PacBell Plans Digitized Movie Service

LAS VEGAS -- Pacific Bell plans to start sending movies in digital form directly from the studio to selected theaters this summer in an experiment that could change the way films are distributed.


Using equipment designed by Alcatel Network Systems, PacBell will send the movies through fiber-optic telecommunications networks to 12 California theaters.


Alcatel's associate vice president, Tim Phillips, said Monday that by the end of the year 100 movie houses in California should be using the service.


Alcatel, which is coordinating the venture, is working with the five major Hollywood studios, film distributors and theater owners to offer the service through telephone companies nationwide.


PacBell must get permission from the Federal Communications Commission to provide the service commercially.


PacBell also would have to rely on a long-distance company to shuttle the digitized movies across local telephone boundaries, something PacBell is forbidden from doing under a 1982 consent decree that broke up the Bell system.


Alcatel's equipment would enable a studio to digitize films and send a digital copy over fiber-optic lines to a computer, known as a server, which will be part of PacBell's telephone network.


Movies would be stored in compressed form in the server and be distributed over the fiber lines to local servers that would be part of local telephone networks. A movie house owner could retrieve the film from the local server and with a special decoder, located in the projection room, decompress the film.


Alcatel has developed a switch that phone companies can use to route the video traffic. Phillips said each switch can carry 1,438 high-definition-quality movies.


From a Hollywood studio to a movie house on the East Coast, a 2-hour movie would take 45 minutes to transmit, Phillips said.
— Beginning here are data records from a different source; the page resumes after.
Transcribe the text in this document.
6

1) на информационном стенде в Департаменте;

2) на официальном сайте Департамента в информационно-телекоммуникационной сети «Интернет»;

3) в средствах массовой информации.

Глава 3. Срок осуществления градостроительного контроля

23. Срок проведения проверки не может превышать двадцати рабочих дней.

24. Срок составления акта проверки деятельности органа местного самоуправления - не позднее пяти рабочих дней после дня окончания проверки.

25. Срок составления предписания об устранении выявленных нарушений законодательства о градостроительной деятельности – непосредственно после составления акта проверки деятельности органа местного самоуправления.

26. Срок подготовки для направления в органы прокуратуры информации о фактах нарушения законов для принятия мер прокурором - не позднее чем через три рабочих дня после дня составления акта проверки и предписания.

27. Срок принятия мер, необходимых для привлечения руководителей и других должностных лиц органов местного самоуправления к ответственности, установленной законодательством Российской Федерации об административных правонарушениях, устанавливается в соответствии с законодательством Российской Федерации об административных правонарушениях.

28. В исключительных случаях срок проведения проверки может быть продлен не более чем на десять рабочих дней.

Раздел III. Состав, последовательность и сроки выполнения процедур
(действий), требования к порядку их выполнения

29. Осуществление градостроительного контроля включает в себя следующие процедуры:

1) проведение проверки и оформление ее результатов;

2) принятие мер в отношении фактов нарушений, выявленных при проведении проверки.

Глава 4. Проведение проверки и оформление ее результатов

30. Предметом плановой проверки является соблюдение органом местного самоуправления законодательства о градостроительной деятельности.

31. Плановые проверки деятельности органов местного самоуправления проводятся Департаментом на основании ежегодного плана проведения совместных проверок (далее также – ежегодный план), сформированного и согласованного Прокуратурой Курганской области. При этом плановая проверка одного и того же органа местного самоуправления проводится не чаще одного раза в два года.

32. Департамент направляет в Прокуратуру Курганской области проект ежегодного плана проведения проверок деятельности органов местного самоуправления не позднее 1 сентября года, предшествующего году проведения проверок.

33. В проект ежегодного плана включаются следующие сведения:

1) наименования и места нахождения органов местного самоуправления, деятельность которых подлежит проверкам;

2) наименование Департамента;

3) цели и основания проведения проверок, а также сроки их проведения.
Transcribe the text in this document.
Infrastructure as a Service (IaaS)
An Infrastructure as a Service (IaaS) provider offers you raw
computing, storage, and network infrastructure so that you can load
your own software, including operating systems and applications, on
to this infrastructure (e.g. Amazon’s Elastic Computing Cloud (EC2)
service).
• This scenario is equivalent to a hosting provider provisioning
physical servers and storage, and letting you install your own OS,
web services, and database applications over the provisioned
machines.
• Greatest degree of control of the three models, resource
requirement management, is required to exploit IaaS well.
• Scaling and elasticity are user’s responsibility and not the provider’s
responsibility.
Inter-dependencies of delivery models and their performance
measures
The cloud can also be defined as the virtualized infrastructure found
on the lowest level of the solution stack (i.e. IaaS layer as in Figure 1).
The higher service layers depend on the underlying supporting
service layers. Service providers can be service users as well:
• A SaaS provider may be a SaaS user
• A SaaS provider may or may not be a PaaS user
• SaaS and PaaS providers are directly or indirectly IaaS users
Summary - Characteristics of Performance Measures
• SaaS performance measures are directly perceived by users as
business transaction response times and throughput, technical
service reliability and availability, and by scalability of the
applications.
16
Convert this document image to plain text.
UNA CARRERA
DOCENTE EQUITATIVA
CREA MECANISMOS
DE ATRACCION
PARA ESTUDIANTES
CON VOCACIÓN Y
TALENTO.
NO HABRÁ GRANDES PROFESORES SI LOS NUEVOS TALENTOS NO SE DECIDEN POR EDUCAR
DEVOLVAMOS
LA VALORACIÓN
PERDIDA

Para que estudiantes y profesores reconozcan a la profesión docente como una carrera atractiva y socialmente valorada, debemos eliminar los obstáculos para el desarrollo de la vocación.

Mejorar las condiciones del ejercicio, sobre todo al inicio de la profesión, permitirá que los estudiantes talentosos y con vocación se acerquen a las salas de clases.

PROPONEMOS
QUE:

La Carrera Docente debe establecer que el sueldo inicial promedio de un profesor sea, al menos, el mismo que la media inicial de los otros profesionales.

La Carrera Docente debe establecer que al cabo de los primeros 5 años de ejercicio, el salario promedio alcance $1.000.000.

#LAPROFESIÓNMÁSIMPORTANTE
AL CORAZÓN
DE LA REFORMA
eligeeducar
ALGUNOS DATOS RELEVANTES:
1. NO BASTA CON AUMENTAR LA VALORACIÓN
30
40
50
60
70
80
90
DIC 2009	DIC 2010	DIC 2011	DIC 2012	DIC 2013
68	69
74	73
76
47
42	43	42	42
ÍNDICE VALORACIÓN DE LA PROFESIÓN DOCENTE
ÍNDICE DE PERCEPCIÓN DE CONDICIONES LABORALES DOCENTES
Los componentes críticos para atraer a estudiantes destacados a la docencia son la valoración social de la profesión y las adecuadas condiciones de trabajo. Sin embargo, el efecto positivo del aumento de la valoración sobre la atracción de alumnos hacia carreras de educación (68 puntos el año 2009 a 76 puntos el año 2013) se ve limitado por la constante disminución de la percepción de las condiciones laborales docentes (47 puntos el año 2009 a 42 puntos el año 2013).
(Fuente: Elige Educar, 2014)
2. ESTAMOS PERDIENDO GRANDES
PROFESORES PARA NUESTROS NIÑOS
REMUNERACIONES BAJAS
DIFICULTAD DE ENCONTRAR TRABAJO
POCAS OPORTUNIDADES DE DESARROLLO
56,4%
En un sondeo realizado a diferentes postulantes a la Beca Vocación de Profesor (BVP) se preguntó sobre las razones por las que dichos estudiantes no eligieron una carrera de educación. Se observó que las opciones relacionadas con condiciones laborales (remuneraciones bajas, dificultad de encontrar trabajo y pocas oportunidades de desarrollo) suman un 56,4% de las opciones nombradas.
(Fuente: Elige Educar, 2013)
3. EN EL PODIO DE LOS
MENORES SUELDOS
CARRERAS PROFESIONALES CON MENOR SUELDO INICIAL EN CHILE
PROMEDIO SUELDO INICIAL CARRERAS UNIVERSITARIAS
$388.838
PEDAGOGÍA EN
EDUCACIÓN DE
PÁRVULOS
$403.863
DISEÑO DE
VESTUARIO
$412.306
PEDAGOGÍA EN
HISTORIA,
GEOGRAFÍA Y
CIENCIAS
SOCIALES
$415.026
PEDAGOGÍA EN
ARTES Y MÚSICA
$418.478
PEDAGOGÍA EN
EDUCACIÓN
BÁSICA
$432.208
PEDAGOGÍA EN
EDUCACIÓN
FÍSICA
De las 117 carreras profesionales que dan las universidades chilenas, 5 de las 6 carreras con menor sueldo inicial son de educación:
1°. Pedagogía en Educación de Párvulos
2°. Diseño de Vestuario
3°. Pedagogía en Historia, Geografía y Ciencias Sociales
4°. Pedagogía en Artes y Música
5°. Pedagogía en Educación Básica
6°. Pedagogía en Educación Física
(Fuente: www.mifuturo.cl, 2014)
Alcatel is talking to companies about developing the servers for the service.


Phillips said the company wants local servers to store 12 movies.


The company is also working on developing a software connection between the server and the switch. When this is perfected for the movie project, companies could use the service to bring video on demand to consumers, Phillips said.


But Alcatel is initially marketing the service to studios, saying it will cut their costs for duplicating and shipping reels to movie theaters and bolster quality. Digital transmissions don't get scratched or scarred.


The service also would permit theater owners to run different versions of the same films at different hours of the day or parts of the country, or quickly cut a "bad scene" from a movie and reissue it within hours, Phillips said.


By 1997 Alcatel wants to have 10,000 of the nation's 25,000 screens using the service, Phillips said.